Critique : The Newsroom 1.05

Le 24 juillet 2012 à 20:51  |  ~ 10 minutes de lecture
Un épisode intéressant par son histoire intéressante et son écriture brillante et soignée, mais qui va malheureusement chercher par instant à trop en faire.
Par sephja

Critique : The Newsroom 1.05

~ 10 minutes de lecture
Un épisode intéressant par son histoire intéressante et son écriture brillante et soignée, mais qui va malheureusement chercher par instant à trop en faire.
Par sephja

De New-York à la place Tahrir 

 

Les évènements en Egypte s'accélèrent et les journalistes présents sur place pour le compte de l'émission de Will sont cloîtrés dans leur chambre, tandis que le départ d'Hosni Moubarak du pouvoir semble de plus en plus proche. Neal Sampat propose d'utiliser un internaute et jeune journaliste Egyptien surnommé Amen pour remplacer leur envoyé spécial, tandis que la révolte prend le chemin du palais présidentiel.
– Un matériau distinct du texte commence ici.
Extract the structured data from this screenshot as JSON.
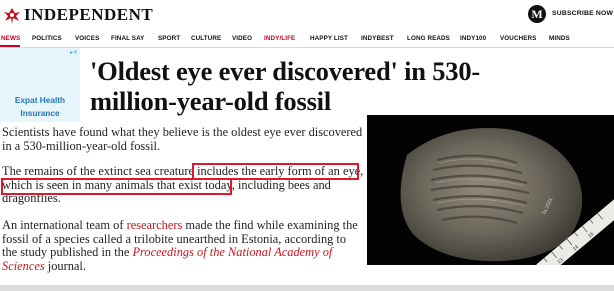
{
  "header": {
    "brand": "INDEPENDENT",
    "profile_letter": "M",
    "subscribe_label": "SUBSCRIBE NOW"
  },
  "nav": {
    "items": [
      "NEWS",
      "POLITICS",
      "VOICES",
      "FINAL SAY",
      "SPORT",
      "CULTURE",
      "VIDEO",
      "INDY/LIFE",
      "HAPPY LIST",
      "INDYBEST",
      "LONG READS",
      "INDY100",
      "VOUCHERS",
      "MINDS"
    ],
    "active": "NEWS",
    "highlighted": "INDY/LIFE"
  },
  "ad": {
    "text_line1": "Expat Health",
    "text_line2": "Insurance",
    "close_glyph": "▸✕"
  },
  "article": {
    "headline_line1": "'Oldest eye ever discovered' in 530-",
    "headline_line2": "million-year-old fossil",
    "p1": "Scientists have found what they believe is the oldest eye ever discovered in a 530-million-year-old fossil.",
    "p2_part1": "The remains of the extinct sea creature ",
    "p2_part2": "includes the early form of an eye, which is seen in many animals that exist today",
    "p2_part3": ", including bees and dragonflies.",
    "p3_part1": "An international team of ",
    "p3_link": "researchers",
    "p3_part2": " made the find while examining the fossil of a species called a trilobite unearthed in Estonia, according to the study published in the ",
    "p3_journal": "Proceedings of the National Academy of Sciences",
    "p3_part3": " journal."
  },
  "photo": {
    "ruler_marks": [
      "12",
      "13",
      "14",
      "15"
    ]
  },
  "colors": {
    "accent_red": "#d0021b",
    "link_red": "#c5161d",
    "highlight_box": "#e0182d",
    "ad_bg": "#e7f5fc",
    "ad_text": "#2277bb"
  }
}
Pendant ce temps, Mackenzie devient la cible des tabloïds qui l'accusent de faire du favoritisme pour le compte de son petit-ami. 

 

Résumé de la critique 

Un épisode plaisant que l'on peut détailler ainsi : 

  •  une intrigue dynamique portée par des dialogues finement écrits 
  •  une série qui cherche encore la recette idéale 
  •  une tendance à trop en faire agaçante 
  •  une unité temporelle gênante 

 

 

Une série stylisée et intéressante

 

The Newsroom arrive presque à sa mi-saison et cet épisode permet de sentir que la série cherche encore sa forme définitive tant la cohérence de l'ensemble pose encore quelques problèmes. Will apparaît comme le personnage stable du show, porté par un Jeff Daniels impeccable qui apparaît comme le pilier autour duquel peut se structurer l'intrigue. J'aimerais m'emballer pour les répliques brillantes de Sorkin et la qualité de la mise en scène et pourtant, quelque chose vient me retenir, un sentiment gênant dont je n'arrive pas à me débarasser. 
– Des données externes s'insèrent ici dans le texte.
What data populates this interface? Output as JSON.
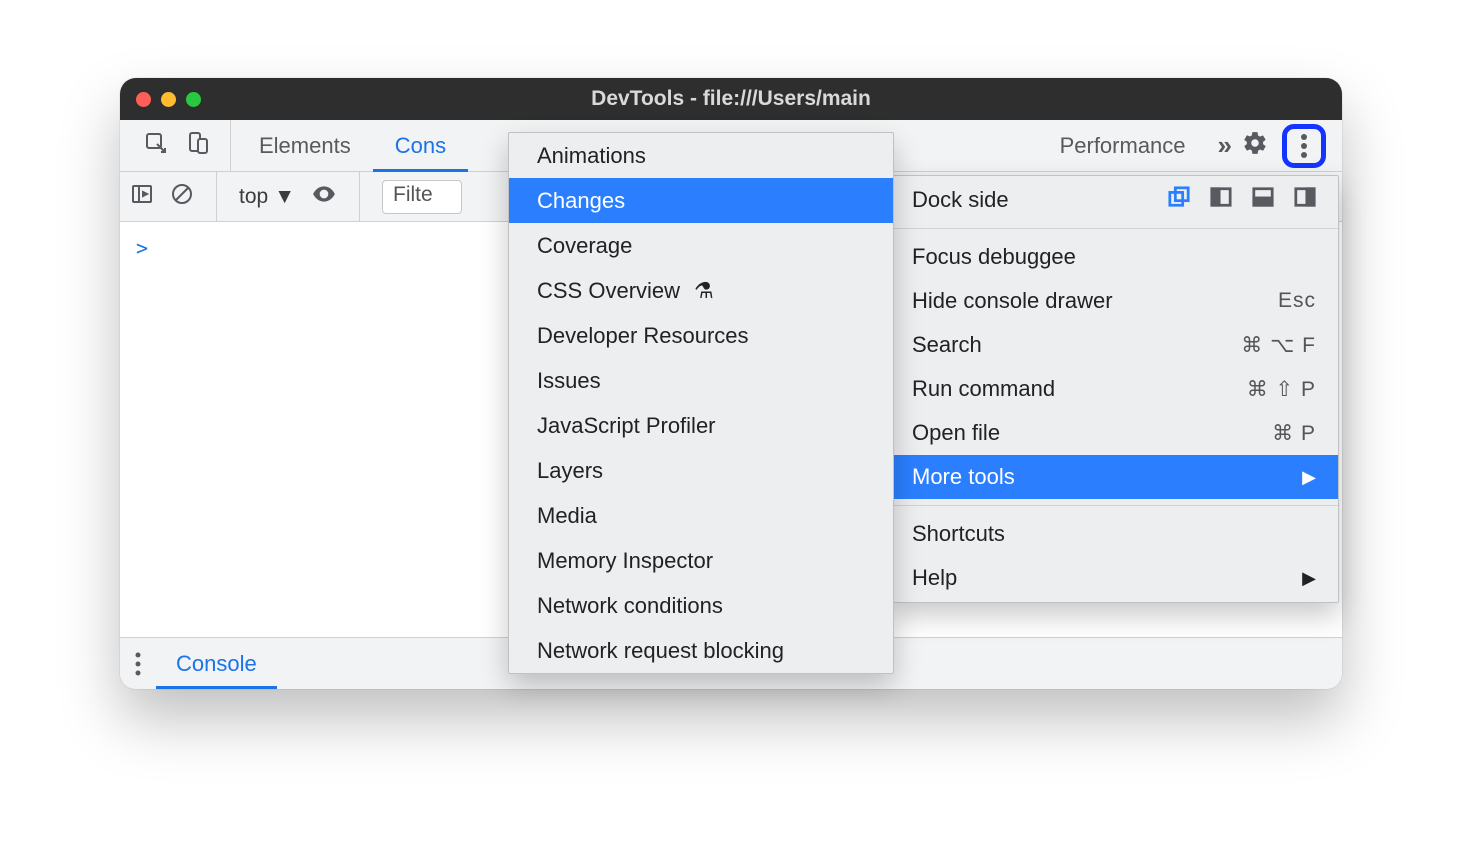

Les premières minutes sont pourtant excellentes, avec toujours ce choix du créateur de la série de faire rebondir les dialogues qui passent d'une conversation à une autre, le dialogue entre Will et Mackenzie passant à plusieurs reprises du professionnel au privé. Abandonnant une intrigue romantique qui alourdissait inutilement leur relation, les auteurs trouvent la bonne dynamique concernant ce couple, montrant la relation particulière que Will entretient avec son ex-fiancé. L'épisode avance vite, surtout que l'urgence des évènements de la place Tahrir agissent comme un accélérateur pour l'intrigue du jour.

Les auteurs vont alors se concentrer sur le sort réservé aux journalistes, surtout l'envoyé spécial de l'émission joué par David Harbour qui se fait violemment agresser dans les rues du Caire. L'intrigue va se focaliser sur le personnage de Dev Patel, choix ethnique à la fois discutable et compréhensible, servant avant tout à appuyer la place singulière d'internet dans la couverture de ses révoltes, apportant des images par delà la censure et la peur. Une façon pour Sorkin de montrer comment les réseaux sociaux peuvent devenir une source de résistance lorsqu'un état impose un blackout médiatique.
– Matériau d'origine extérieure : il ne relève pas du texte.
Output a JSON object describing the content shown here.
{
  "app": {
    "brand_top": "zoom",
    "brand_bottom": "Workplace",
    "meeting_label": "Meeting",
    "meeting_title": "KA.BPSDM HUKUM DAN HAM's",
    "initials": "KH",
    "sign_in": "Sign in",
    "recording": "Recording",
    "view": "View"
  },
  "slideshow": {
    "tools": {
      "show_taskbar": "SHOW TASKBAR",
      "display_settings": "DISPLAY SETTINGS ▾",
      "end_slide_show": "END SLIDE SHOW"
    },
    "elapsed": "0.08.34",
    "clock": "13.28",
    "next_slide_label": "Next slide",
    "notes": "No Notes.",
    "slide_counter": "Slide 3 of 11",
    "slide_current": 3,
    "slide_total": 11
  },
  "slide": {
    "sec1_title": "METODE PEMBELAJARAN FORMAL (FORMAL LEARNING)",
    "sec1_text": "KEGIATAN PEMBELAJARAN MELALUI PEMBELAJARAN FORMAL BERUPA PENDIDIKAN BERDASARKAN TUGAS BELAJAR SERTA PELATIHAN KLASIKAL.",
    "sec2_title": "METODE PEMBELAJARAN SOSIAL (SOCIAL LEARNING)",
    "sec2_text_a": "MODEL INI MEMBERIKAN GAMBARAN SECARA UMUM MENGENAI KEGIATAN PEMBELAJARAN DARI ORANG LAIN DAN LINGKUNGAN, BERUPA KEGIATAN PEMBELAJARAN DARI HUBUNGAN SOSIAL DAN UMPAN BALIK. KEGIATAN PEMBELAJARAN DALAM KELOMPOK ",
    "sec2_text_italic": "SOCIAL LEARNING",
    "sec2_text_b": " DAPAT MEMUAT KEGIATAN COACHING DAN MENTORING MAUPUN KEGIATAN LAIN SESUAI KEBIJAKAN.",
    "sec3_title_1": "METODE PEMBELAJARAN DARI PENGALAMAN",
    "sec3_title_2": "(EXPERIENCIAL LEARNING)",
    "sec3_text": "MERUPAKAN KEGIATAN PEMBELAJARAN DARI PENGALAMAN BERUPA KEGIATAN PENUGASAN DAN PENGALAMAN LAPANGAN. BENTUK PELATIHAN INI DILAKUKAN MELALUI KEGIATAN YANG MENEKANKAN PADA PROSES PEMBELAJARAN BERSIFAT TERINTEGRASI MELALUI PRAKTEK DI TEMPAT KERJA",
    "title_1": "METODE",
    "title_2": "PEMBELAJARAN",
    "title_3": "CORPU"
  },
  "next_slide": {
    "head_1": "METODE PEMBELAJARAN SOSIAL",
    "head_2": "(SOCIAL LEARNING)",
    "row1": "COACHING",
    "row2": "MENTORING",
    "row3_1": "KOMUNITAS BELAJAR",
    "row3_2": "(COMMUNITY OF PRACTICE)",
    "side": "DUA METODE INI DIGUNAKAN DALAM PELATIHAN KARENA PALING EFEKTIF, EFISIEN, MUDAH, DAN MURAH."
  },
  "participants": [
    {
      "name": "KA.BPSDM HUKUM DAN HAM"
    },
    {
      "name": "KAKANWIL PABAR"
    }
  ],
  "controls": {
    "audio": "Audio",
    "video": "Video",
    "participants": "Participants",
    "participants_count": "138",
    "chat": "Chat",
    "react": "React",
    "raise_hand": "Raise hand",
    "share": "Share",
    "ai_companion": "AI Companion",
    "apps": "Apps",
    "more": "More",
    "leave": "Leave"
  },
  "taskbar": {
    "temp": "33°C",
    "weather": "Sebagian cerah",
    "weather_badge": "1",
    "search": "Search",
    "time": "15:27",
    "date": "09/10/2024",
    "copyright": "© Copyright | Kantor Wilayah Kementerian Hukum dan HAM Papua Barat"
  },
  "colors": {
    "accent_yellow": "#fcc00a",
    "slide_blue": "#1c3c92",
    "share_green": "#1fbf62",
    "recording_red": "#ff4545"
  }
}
L'épisode raconte alors l'histoire d'Amen, un jeune Egyptien courageux qui va devenir l'enjeu principal de cette intrigue lorsque l'équipe de Mc Avoy perd brutalement contact avec lui, créant le besoin pour toute la rédaction de venir à son secours par tous les moyens dont ils disposent. Cette mission de sauvetage est très héroïque dans son traitement, abusant d'effets dramatiques un peu trop appuyés qui vont détruire petit à petit la crédibilité de l'ensemble, l'histoire ne se montrant pas à la hauteur de la vraie histoire.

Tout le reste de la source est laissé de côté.